Por isso, alguns pais afirmam que, assim como Manuela, acabam aprendendo na prática a desenvolver as habilidades das crianças e a lidar com os desafios rotineiros.
Ao mesmo tempo, existem estudos internacionais documentando o papel das artes visuais em ajudar crianças com dificuldades cognitivas a interagir, se desenvolver, se expressar e aprimorar seu entendimento de noções de espaço e de conceitos abstratos.
Nos Estados Unidos, um guia para professores da Universidade Estadual de Ohio aponta que, para crianças do espectro autista, por exemplo, as artes oferecem possibilidades para fomentar “independência e colaboração, autoexpressão, imaginação e criatividade, além de criar um modo de se entender abstrações difíceis”. Também melhoram as habilidades de comunicação e interação social dessas crianças.
Há estudos que apontam benefícios das artes para o desenvolvimento cognitivo, social e de linguagem para crianças em geral — a ideia é que, ao fortalecer o sistema de atenção do cérebro, as artes ajudariam a melhorar a cognição.
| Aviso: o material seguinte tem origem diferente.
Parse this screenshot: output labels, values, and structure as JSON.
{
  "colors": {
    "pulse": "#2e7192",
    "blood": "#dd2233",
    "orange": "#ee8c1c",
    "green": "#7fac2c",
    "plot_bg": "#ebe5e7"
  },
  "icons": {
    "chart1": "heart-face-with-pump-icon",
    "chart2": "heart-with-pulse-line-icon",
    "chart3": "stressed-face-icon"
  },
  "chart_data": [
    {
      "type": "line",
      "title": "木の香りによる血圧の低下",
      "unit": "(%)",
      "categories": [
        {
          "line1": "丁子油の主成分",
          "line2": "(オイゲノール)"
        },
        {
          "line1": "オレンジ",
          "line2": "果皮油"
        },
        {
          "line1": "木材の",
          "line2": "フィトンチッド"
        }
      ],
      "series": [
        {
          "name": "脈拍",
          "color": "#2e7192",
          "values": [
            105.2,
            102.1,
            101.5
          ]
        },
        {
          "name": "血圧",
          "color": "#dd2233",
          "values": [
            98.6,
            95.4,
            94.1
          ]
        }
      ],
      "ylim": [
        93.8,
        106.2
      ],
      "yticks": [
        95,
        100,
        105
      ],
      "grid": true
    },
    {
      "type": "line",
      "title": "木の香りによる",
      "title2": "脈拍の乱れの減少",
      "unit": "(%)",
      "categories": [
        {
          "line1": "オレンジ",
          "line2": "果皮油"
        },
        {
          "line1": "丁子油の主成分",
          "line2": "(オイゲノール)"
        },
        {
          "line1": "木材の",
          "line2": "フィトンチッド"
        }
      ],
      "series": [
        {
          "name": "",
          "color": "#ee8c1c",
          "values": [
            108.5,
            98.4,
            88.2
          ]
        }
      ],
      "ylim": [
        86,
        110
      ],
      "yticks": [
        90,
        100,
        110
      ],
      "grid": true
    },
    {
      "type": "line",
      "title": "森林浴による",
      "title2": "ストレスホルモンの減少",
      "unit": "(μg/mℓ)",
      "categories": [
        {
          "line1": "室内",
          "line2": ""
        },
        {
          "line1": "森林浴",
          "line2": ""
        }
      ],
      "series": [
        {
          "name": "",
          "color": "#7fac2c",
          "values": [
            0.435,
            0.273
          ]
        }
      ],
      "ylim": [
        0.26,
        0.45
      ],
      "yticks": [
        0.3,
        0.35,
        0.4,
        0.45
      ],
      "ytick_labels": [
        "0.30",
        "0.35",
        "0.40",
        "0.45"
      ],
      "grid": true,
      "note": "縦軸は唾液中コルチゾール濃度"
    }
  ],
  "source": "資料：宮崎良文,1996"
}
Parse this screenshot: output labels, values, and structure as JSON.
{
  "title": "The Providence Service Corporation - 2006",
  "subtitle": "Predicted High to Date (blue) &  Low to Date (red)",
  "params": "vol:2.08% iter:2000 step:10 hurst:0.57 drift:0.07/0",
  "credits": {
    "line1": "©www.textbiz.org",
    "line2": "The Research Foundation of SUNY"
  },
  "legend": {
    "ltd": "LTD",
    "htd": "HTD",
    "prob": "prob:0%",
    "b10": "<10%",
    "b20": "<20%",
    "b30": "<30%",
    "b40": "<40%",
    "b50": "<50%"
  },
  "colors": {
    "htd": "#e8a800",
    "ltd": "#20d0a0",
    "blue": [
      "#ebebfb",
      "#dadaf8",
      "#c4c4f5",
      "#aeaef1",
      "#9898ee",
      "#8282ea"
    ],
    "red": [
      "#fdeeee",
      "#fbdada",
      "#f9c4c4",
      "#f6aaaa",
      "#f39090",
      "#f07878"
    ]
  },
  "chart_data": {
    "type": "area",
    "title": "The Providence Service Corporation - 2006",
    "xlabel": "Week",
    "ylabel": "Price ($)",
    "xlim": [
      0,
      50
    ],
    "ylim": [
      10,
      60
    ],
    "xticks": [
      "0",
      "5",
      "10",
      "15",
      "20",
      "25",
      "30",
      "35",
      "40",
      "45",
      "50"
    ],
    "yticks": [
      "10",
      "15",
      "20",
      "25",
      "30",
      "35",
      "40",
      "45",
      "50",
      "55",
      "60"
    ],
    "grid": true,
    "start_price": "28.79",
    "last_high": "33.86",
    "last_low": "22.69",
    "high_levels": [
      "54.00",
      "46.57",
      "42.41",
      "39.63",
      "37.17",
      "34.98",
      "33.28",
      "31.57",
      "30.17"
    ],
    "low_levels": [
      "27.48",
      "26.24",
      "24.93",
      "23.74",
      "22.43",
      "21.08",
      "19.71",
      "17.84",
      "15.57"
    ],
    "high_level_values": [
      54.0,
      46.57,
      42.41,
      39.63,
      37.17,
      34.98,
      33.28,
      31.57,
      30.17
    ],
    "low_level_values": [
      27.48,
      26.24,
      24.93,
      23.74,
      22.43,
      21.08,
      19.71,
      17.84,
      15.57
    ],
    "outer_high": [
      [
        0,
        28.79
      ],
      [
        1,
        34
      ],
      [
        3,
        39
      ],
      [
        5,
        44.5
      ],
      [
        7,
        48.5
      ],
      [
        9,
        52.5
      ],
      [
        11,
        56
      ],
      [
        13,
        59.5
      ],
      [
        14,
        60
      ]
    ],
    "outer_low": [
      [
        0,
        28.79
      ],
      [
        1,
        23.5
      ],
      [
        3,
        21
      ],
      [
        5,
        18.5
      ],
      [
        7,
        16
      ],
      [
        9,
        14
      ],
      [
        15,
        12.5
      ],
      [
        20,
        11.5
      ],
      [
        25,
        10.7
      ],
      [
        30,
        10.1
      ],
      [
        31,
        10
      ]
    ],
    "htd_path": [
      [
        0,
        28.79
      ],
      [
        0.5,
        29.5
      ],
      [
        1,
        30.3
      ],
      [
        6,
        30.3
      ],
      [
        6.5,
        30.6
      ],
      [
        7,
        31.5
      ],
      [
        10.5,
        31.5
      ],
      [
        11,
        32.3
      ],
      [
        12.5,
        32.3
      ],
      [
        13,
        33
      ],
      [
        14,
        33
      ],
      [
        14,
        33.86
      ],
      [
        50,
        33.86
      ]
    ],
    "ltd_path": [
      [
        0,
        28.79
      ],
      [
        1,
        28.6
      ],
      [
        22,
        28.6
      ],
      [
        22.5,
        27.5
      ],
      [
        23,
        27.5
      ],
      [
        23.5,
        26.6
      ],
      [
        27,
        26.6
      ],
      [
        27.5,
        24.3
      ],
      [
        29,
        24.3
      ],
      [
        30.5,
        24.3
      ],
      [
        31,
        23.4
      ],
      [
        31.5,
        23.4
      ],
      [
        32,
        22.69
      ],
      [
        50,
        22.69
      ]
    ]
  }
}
“Crianças em todas as culturas rapidamente se engajam em atividades artísticas e, no entanto, as artes (dança, teatro, desenho e música) tradicionalmente são tópicos marginais na disciplina da ciência do desenvolvimento”, afirmam três cientistas de universidades americanas que revisaram a literatura sobre o tema em um estudo publicado em 2017 na Society for Research in Child Development.
“Argumentamos que psicólogos não podem ignorar essas atividades que envolvem tantos fenômenos básicos — atenção, engajamento, motivação, regulação emocional, entendimento dos demais etc. Apesar de questões históricas relacionadas a metodologias de pesquisa (…), uma onda recente de estudos rigorosos mostra a profundidade do aprendizado das artes e como o engajamento artístico pode ser usado na transferência para outras habilidades (nas crianças).”
Manuela não teve nenhum embasamento científico em seus desenhos, mas percebeu que a tática a ajudou a estreitar seu elo com o filho. “Fomos bem experimentais, indo de acordo com o que sentíamos (que funcionava) com o Luca”, conta.
“Com certeza aumentou o nosso vínculo, e criamos uma dinâmica própria: ele faz encomendas dos desenhos que quer ou me pede versões diferentes.”